Comment concilier l’improvisation avec les difficultés de rythme ?
Il est fréquent de rencontrer des chanteurs, parfois très avancés dans le travail de leur voix, ayant de réelles difficultés rythmiques. J’ai découvert que l’improvisation pouvait les aider, à combiner bien entendu avec du travail spécifique de rythme via le corps (méthode O Passo).
Je propose de traiter ce problème par différentes entrées :
- travailler des impros longues, au départ sans aucune consigne de pulsation ni de rythme, mais plutôt d’imitation (d’instrument, de voix ou d’animaux) ou de découverte mélodique. Puis dans ces impros, de proposer une pulsation (donnée par un chanteur ou par un instrument de percussion aigu). Le chanteur va subir cette pulsation, s’y adapter plus ou moins facilement. C’est dans le débriefing que la prise de conscie威而鋼 nce peut se faire. En quelques essais il va intégrer cette consigne, mais en restant “libre”.
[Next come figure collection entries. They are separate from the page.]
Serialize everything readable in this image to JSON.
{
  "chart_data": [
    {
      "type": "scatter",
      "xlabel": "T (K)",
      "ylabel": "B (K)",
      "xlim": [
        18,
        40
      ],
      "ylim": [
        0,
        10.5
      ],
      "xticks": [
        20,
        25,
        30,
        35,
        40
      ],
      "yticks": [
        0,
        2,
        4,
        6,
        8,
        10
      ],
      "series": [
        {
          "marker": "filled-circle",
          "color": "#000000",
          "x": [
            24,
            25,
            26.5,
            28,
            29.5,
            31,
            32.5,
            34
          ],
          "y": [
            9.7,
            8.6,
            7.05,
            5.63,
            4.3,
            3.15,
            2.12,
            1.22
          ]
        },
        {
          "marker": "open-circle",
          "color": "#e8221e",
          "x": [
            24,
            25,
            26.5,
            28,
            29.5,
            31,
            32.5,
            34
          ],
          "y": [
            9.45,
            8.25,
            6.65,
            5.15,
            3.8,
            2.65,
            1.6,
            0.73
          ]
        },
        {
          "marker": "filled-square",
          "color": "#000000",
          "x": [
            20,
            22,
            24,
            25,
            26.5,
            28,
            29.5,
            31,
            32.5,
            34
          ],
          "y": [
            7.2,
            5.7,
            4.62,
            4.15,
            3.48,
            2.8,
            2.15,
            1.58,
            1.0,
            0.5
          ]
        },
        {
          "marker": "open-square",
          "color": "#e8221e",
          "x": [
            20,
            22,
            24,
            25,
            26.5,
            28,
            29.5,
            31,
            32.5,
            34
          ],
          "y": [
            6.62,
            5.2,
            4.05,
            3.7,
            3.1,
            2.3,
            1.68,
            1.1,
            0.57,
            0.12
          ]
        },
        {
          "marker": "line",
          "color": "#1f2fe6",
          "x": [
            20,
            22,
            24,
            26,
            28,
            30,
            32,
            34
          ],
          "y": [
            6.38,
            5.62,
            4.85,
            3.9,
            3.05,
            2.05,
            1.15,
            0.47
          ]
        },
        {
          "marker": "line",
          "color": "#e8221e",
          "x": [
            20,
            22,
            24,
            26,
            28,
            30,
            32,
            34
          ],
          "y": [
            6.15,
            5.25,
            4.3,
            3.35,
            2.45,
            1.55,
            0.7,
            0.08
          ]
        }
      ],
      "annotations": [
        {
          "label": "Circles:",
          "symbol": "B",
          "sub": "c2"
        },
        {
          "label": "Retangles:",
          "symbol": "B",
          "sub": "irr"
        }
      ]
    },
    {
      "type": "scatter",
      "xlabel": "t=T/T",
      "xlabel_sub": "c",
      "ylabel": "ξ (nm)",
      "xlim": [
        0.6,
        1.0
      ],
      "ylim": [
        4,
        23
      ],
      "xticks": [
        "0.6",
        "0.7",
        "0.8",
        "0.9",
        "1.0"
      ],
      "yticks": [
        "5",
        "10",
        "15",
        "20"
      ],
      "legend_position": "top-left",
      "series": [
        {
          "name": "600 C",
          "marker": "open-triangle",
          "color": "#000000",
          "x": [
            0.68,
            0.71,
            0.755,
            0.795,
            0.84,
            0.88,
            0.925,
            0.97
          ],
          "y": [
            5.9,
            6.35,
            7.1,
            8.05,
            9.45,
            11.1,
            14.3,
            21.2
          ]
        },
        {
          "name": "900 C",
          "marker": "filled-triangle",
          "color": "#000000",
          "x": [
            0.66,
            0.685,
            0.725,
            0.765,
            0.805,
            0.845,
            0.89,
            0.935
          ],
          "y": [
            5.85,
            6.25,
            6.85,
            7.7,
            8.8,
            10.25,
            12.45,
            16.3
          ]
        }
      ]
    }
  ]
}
- mettre dans les mains du chanteur des instruments de percussions variés, aigus/graves, secs/longs, demandant des gestes variés (baguette, frappe de main, tourne de poignet, secouement, etc.) et verbaliser l’ensemble des sensations vécues pendant les impros.
- travailler spécifiquement sur les consonnes, et le contraste consonne-voyelles, sous forme d’impro et d’autres exercices (parlé-chanté, articulation, onomatopées, etc.), pour donner au chanteur la compréhension intime du rôle de la consonne dans le schéma rythmique.
- progressivement, on va pouvoir proposer des impros chantées debout, avec un balancement de pulsation (binaire), d’abord avec un garde-fou (un partenaire), puis seul. Puis on va déléguer la pulsation au chanteur : il en aura la responsabilité.
- Par ailleurs, en progressant dans la méthode O Passo, il aura pris conscience des découpages possibles de la pulsation et de la structuration en mesures. On pourra donc introduire des improvisations DANS LE CADRE des mesures proposées par O Passo, avec des consignes spécifiques, valorisant les autres compétences du chanteur (son timbre, sa créativité mélodique, sa tessiture), afin de lui procurer du plaisir : on va associer plaisir et rigueur rythmique ! A ce stade il faut être très attentif à l’équilibre entre l’effort et le confort, pour reprendre une expression d’un de mes professeurs. Cette période peut durer assez longtemps, car O Passo permet de combiner beaucoup de choses avec ma pratique, et on peut aller très loin dans la complexité, et dans la différentiation voix-pieds !
- Normalement, on on verra à ce stade du travail de réels progrès, qui vont se réaliser dans le travail de répertoire. Le travail sur bande son, puis a capella, devient possible. L’élève sera bientôt prêt à faire de la musique avec d’autres !
Je ne saurais trop mettre l’accent sur l’importance du rythme* dans les compétences du chanteur. Ce dernier dans un ensemble instrumental est très souvent stigmatisé par son incompétence sur le sujet, et ce dans tous les répertoires. Etre incapable de prendre un départ correct sans l’aide expresse des musiciens peut devenir rédhibitoire !
Allez, pour illustrer ça, encore Bobby ! et again !
* rythme au sens large : tenue de pulsation, situation dans la mesure, maîtrise de la structure, reproduction et invention de rythmiques précises, placement de la prosodie.